In chests, nests and shells

Essay 'In chests, nests and shells'
Night Café is thrilled to announce 'In chests, nests and shells', presenting new works by George Richardson, Lavinia Harrington, and Steffen Kern. Taking a poetic reading of spaces, the exhibition considers them not as a site of function or utility, but as a place loaded with emotion, memory, and imagination. The exhibition will take place from February 4 until March 6, 2026, at 162 New Cavendish Street.
“And the old house
I feel its russet warmth
Comes from the senses to the mind.”
- Jean Wahl, Poèmes.
'In chests, nests and shells' approaches space not as function, but as something felt. Domestic interiors become containers of memory, sensation, and imagination. Corners, stairways, cupboards, and shelves are more than structures. They hold time.
Drawing loosely on Gaston Bachelard’s The Poetics of Space, the exhibition considers how lived spaces exceed rational understanding. He developed this idea that spaces, especially the domestic space, is more than something architectural: it’s emotional and psychological. A crack in a door, an overfilled drawer, a shadow on the wall can trigger an emotional response before thought. A strong feeling, a memory, imagining a future.

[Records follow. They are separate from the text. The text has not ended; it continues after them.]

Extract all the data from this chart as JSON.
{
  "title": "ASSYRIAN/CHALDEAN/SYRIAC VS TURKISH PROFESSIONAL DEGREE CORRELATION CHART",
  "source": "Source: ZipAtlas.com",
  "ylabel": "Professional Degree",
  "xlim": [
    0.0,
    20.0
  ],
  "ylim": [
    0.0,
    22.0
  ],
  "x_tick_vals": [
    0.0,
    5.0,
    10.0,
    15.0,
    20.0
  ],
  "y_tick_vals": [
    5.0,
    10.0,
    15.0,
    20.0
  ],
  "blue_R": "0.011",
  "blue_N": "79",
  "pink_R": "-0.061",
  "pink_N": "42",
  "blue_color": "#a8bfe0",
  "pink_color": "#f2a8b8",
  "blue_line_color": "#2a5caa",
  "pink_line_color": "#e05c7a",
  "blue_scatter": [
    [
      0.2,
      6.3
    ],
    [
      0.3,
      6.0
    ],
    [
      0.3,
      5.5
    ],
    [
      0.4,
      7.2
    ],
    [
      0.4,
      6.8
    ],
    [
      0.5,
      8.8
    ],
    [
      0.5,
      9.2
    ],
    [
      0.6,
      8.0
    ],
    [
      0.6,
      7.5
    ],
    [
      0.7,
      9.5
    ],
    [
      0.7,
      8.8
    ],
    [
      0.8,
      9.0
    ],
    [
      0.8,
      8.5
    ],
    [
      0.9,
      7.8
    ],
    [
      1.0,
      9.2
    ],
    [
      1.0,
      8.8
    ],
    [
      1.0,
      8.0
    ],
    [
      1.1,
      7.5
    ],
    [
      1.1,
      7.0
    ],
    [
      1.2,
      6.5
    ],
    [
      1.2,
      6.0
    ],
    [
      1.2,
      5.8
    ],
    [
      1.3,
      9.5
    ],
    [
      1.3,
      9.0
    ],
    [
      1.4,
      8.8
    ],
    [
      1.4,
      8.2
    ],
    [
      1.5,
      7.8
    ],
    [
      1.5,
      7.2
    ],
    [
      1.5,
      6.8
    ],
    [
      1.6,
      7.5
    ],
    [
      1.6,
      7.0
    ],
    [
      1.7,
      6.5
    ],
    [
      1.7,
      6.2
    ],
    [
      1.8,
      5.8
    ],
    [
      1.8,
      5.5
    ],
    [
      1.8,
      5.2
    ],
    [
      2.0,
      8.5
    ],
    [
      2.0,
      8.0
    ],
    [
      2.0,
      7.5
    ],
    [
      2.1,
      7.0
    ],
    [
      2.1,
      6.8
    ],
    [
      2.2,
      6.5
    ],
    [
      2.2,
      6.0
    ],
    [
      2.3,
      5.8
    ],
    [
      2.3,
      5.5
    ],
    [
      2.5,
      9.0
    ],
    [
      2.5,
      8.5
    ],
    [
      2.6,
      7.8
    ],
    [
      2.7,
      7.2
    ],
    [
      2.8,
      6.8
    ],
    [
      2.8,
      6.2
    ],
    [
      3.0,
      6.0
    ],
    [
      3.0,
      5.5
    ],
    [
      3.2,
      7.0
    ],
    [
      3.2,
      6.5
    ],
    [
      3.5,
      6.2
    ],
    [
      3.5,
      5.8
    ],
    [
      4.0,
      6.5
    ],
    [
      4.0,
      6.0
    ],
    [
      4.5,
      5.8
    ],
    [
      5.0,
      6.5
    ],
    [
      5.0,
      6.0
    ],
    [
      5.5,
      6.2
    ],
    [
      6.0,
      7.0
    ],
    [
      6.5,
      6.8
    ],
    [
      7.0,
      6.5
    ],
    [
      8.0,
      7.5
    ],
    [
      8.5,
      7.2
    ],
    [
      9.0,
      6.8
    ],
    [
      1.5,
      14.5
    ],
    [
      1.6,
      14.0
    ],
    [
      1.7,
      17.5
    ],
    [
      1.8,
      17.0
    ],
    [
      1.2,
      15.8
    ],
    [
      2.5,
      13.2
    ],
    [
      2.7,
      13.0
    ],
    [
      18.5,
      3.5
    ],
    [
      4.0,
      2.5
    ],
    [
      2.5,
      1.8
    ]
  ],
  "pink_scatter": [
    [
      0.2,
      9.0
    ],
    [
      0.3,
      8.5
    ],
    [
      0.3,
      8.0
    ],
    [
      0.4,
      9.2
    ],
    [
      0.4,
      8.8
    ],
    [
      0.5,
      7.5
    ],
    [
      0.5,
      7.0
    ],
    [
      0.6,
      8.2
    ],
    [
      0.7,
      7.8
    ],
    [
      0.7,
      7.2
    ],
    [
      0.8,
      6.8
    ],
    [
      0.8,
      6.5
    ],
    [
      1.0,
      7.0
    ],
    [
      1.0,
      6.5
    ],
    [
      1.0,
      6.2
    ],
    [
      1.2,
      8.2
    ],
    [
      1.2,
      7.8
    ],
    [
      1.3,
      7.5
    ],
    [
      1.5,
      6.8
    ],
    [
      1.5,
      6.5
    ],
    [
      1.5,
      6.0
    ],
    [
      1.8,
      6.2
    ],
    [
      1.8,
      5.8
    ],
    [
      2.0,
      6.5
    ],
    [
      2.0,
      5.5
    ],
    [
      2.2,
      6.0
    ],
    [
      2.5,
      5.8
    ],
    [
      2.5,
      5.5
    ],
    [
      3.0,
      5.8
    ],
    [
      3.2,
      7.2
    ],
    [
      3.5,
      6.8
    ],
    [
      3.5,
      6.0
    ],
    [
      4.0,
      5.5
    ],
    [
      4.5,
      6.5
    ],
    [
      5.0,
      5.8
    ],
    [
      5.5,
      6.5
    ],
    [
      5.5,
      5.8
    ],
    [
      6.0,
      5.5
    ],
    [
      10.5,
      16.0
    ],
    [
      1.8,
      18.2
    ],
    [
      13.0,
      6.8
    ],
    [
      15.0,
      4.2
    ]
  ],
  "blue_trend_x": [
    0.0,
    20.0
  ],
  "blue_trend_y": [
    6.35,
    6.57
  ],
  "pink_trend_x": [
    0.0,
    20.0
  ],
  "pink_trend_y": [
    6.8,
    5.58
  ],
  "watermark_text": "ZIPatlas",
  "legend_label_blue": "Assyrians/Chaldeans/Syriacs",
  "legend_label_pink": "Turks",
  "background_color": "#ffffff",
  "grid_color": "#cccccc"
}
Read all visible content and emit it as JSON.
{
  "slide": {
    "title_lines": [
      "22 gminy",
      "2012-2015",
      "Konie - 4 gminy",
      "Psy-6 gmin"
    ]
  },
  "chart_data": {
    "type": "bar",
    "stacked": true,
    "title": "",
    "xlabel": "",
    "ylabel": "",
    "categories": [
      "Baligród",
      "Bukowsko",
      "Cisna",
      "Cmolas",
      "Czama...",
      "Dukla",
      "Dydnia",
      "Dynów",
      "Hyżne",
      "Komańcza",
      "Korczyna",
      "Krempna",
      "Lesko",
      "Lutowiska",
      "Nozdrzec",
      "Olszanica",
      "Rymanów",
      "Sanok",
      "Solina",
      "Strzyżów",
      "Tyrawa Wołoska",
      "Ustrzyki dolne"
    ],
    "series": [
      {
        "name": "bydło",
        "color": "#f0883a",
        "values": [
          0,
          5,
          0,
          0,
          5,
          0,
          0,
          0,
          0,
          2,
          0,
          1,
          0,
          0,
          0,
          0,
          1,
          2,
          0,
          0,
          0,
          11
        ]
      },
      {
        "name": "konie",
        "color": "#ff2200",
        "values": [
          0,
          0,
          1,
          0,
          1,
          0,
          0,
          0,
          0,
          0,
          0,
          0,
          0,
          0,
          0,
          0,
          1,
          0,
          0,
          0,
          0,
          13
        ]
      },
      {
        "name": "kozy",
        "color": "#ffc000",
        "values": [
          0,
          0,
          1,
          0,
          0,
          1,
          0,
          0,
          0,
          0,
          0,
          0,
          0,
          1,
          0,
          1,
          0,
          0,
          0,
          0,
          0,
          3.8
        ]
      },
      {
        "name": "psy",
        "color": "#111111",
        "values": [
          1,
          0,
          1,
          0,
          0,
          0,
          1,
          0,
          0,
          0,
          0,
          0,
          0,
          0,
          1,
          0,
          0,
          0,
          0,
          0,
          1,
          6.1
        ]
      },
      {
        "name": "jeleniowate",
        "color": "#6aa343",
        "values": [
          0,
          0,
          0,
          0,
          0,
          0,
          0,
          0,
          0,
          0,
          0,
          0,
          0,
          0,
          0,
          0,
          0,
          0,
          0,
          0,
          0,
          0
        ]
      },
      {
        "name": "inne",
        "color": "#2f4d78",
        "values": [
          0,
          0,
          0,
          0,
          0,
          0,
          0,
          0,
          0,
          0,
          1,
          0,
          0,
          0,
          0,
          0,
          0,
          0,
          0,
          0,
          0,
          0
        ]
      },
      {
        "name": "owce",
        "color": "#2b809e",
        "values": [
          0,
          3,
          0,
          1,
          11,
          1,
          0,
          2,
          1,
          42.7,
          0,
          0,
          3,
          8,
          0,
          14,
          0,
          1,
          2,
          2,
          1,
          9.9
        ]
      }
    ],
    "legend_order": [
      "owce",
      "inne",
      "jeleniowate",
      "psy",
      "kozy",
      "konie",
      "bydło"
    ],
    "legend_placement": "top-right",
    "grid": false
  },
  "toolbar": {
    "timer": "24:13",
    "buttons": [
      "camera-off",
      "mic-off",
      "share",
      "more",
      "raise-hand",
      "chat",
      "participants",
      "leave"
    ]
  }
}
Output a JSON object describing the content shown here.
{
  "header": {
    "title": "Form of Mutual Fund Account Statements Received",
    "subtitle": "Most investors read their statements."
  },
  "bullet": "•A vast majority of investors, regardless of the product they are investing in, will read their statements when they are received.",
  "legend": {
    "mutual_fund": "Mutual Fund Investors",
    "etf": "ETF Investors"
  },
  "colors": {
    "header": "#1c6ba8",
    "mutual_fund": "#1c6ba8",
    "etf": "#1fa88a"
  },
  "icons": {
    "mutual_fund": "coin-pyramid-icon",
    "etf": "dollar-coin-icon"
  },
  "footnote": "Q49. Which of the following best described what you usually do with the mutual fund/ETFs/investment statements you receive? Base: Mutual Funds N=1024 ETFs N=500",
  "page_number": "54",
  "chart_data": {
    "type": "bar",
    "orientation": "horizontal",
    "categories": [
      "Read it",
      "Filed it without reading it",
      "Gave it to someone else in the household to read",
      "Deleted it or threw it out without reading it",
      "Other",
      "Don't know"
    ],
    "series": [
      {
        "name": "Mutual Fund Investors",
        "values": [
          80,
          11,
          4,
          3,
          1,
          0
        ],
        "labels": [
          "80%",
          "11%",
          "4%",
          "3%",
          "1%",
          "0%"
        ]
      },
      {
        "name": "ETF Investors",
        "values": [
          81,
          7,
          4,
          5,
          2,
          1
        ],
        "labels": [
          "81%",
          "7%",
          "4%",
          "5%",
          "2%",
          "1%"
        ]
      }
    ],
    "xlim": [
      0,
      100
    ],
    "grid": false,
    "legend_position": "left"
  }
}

George Richardson recontextualises familiar domestic forms through sculptural interventions, where everyday objects become quietly uncanny. Lavinia Harrington works with soft, vulnerable materials to materialise sensation, opening space for care, empathy, and association. Steffen Kern renders fragments of interiors in pencil and charcoal, where shadow, light, and colour evoke atmospheres that feel remembered rather than observed.
Together, the exhibition suggest that space is not only something we inhabit, but something we feel.